With tender urgency he pleads for fresh memories and fresh resolves (verses 32-35). He recalls to them days, not long ago, when they had borne shame and loss, "a conflict of sufferings," fellowship with outcast and imprisoned saints, spoiling of their own possessions—all made more than bearable by the joy of their wonderful "enlightenment" (ver. 32).
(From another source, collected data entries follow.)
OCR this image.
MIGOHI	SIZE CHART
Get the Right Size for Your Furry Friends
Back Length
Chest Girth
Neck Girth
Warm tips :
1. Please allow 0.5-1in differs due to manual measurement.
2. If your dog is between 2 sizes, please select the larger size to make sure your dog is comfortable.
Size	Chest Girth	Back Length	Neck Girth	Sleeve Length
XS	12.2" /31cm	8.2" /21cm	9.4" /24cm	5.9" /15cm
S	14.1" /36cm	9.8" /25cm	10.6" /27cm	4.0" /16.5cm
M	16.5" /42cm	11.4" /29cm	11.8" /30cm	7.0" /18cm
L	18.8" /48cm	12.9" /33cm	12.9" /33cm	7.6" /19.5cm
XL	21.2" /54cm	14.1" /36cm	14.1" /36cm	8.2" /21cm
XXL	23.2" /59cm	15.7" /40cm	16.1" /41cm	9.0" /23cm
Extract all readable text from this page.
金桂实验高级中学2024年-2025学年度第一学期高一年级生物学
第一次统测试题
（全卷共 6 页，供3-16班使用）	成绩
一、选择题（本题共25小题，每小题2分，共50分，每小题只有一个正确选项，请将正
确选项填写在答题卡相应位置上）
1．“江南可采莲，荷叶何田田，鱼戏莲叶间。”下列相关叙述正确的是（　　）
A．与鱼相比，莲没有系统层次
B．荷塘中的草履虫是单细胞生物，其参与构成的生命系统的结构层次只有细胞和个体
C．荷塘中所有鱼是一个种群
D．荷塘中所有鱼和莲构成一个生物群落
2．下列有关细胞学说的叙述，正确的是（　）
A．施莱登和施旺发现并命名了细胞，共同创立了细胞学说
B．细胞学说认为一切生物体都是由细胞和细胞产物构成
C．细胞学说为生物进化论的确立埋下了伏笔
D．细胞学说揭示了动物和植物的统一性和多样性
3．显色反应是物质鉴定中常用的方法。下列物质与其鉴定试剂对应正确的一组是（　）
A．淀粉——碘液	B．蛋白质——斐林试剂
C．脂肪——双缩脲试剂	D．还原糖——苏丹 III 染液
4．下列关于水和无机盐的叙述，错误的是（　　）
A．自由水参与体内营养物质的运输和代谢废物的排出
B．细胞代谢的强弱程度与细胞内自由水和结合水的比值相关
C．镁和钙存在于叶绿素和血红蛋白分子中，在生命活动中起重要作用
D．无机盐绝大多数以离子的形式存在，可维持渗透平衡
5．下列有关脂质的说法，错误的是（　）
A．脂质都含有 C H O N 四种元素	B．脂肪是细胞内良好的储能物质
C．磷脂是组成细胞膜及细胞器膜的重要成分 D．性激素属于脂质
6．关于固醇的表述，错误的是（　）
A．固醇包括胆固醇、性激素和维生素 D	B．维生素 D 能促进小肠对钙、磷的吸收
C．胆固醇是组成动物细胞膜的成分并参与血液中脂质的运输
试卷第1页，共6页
Let them do so still, in full view of the coming crown. Let them grasp afresh the glorious privilege of "boldness" (ver. 35), reaffirming to themselves with strong assurance that they are "sanctified," "perfected," at home with God in Christ. Let them rise up and go on in that noble "patience" (ver. 36) which "suffers and is strong." It is only "a very little while" before the High Priest will reappear. And the "faith" which takes Him at His word will, as the prophet witnesses (Hab. ii. 4), bridge that little while with a "life" which cannot die. To "shrink back," as the same seer in the samebreath warns us, is to lose the smile of God in a final ruin. But that, for us, cannot be; we, in His mercy, relying upon the faithful Promiser, attain "the saving of the soul."
Now, as then, the tenth chapter of the Hebrews points with a golden rod to the one path of life, and peace, and perseverance to the end. "Rejoice in the Lord;for you it is safe" (Phil. iii. 1). The "boldness" of a humble assurance of a present and a great salvation traces the way for us, as it traced the way of old, through holiness to Heaven.